The main beneficiary of this could be the Greens. There has long been an assumption that Green Party voters are all left wing.  There is some truth in it, particularly as they have hoovered up a lot of the Cobynite left who abandoned Labour because of their stance on anti-semitism.  

But I have never been wholly convinced that the Greens are all lefties. Partly this is because there is a long tradition of right wing Green politics in the UK.  The first pro-environmentalist manifesto was from the British Union of Fascists, and that strand of right wing greenism lives on through Zac Goldsmith and King Charles III.   But also because in parts of the UK the Greens are a rather posh party whose main policies in local Government is to stop housing building, particularly social housing.   The areas where the Greens do best in local elections are affluent areas with high house prices.   

Green friends of mine might feel a bit aggrieved at such a sceptical depiction of their party, but the Greens aren’t just a convenient home for disgruntled ex-labour, but also a flag of convenience for Tories who see them as their best chance to stop Labour, and their plans for mass house building, particularly in parts of the country on the long list for new towns or garden cities. As the Tories have moved off to the right the Greens are a more alternative home for Tory rebels than Labour.

I am still quite not convinced that this is enough to give the Greens seats – without Caroline Lucas’s personal vote they will struggle in Brighton, where they recently lost control of the Council. Thagnam Debbonaire might be vulnerable in the new Bristol Central seat; her vote in her old Bristol West seat increased by over 20,000 between 2015 and 2017, the biggest “Corbyn effect” in the UK. Even if most of these voters switched to the Greens it wouldn’t necessarily be enough to flip the seat unless Tories switched to keep Labour out. If the Greens are to become an anti-Labour bloc uniting Corbynite lefties with reactionary Tories Bristol is their best chance.

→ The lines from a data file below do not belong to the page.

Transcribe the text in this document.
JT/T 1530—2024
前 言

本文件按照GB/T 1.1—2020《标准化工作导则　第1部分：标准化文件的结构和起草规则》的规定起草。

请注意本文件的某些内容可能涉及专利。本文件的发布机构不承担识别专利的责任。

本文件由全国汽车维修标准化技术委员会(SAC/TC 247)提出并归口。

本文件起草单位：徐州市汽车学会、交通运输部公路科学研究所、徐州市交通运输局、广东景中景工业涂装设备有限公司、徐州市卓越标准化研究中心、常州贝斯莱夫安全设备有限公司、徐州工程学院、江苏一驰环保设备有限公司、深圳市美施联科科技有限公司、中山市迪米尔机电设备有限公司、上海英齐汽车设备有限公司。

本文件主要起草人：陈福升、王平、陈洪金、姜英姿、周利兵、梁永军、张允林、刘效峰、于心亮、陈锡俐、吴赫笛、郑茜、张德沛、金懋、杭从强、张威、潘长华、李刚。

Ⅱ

The same same might hold true of independents, such as Jamie Driscoll in the mayoral race, who can make themselves the stop Labour candidate.   Corbyn stands a decent chance in Islington, although much depends on how good the campaign of Praful Nargrund is.

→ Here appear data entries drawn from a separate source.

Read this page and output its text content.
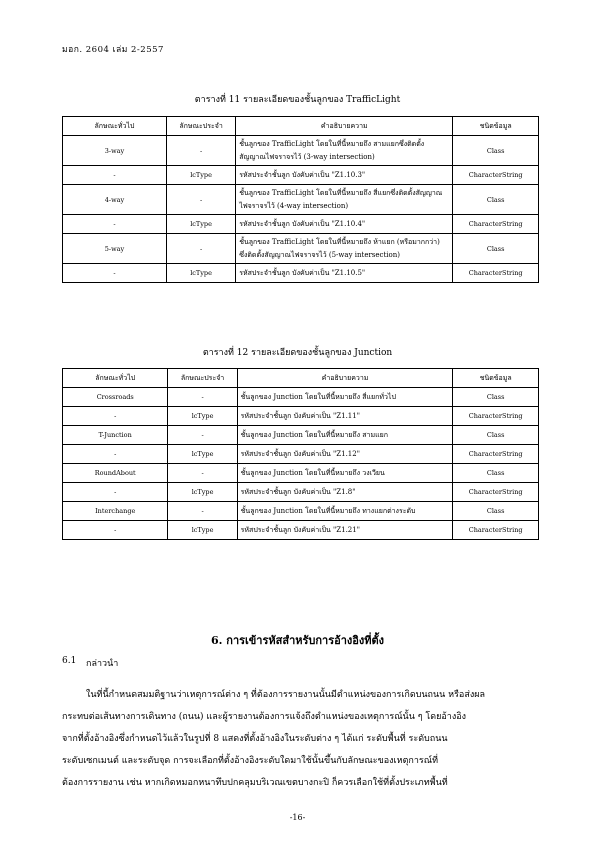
มอก. 2604 เล่ม 2-2557
ตารางที่ 11 รายละเอียดของชั้นลูกของ TrafficLight
ลักษณะทั่วไป	ลักษณะประจำ	คำอธิบายความ	ชนิดข้อมูล
3-way	-	ชั้นลูกของ TrafficLight โดยในที่นี้หมายถึง สามแยกซึ่งติดตั้งสัญญาณไฟจราจรไว้ (3-way intersection)	Class
-	lcType	รหัสประจำชั้นลูก บังคับค่าเป็น "Z1.10.3"	CharacterString
4-way	-	ชั้นลูกของ TrafficLight โดยในที่นี้หมายถึง สี่แยกซึ่งติดตั้งสัญญาณไฟจราจรไว้ (4-way intersection)	Class
-	lcType	รหัสประจำชั้นลูก บังคับค่าเป็น "Z1.10.4"	CharacterString
5-way	-	ชั้นลูกของ TrafficLight โดยในที่นี้หมายถึง ห้าแยก (หรือมากกว่า) ซึ่งติดตั้งสัญญาณไฟจราจรไว้ (5-way intersection)	Class
-	lcType	รหัสประจำชั้นลูก บังคับค่าเป็น "Z1.10.5"	CharacterString
ตารางที่ 12 รายละเอียดของชั้นลูกของ Junction
ลักษณะทั่วไป	ลักษณะประจำ	คำอธิบายความ	ชนิดข้อมูล
Crossroads	-	ชั้นลูกของ Junction โดยในที่นี้หมายถึง สี่แยกทั่วไป	Class
-	lcType	รหัสประจำชั้นลูก บังคับค่าเป็น "Z1.11"	CharacterString
T-Junction	-	ชั้นลูกของ Junction โดยในที่นี้หมายถึง สามแยก	Class
-	lcType	รหัสประจำชั้นลูก บังคับค่าเป็น "Z1.12"	CharacterString
RoundAbout	-	ชั้นลูกของ Junction โดยในที่นี้หมายถึง วงเวียน	Class
-	lcType	รหัสประจำชั้นลูก บังคับค่าเป็น "Z1.8"	CharacterString
Interchange	-	ชั้นลูกของ Junction โดยในที่นี้หมายถึง ทางแยกต่างระดับ	Class
-	lcType	รหัสประจำชั้นลูก บังคับค่าเป็น "Z1.21"	CharacterString
6. การเข้ารหัสสำหรับการอ้างอิงที่ตั้ง
6.1 กล่าวนำ

ในที่นี้กำหนดสมมติฐานว่าเหตุการณ์ต่าง ๆ ที่ต้องการรายงานนั้นมีตำแหน่งของการเกิดบนถนน หรือส่งผล

กระทบต่อเส้นทางการเดินทาง (ถนน) และผู้รายงานต้องการแจ้งถึงตำแหน่งของเหตุการณ์นั้น ๆ โดยอ้างอิง

จากที่ตั้งอ้างอิงซึ่งกำหนดไว้แล้วในรูปที่ 8 แสดงที่ตั้งอ้างอิงในระดับต่าง ๆ ได้แก่ ระดับพื้นที่ ระดับถนน

ระดับเซกเมนต์ และระดับจุด การจะเลือกที่ตั้งอ้างอิงระดับใดมาใช้นั้นขึ้นกับลักษณะของเหตุการณ์ที่

ต้องการรายงาน เช่น หากเกิดหมอกหนาทึบปกคลุมบริเวณเขตบางกะปิ ก็ควรเลือกใช้ที่ตั้งประเภทพื้นที่

-16-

Tories voting for Corbyn to give Labour a black eye might be an irony, but given the febrile state of British politics I wouldn’t bet against it.  

It won’t be the first time

I am going to cover constituencies where the Muslim vote might cost Labour seats in a later blog, so I haven’t included them here.

2 thoughts on “Anti-Labour tactical voting | Will it save some Tories?”

  1. In other areas (like Rochdale) you have anti-Labour tactical voting over Israel / Gaza but again, not enough to threaten more than a couple of seats. I think Galloway will lose his seat on 4 July as Labour have shifted to a more nuanced position and for many, their protest only needed to be made once.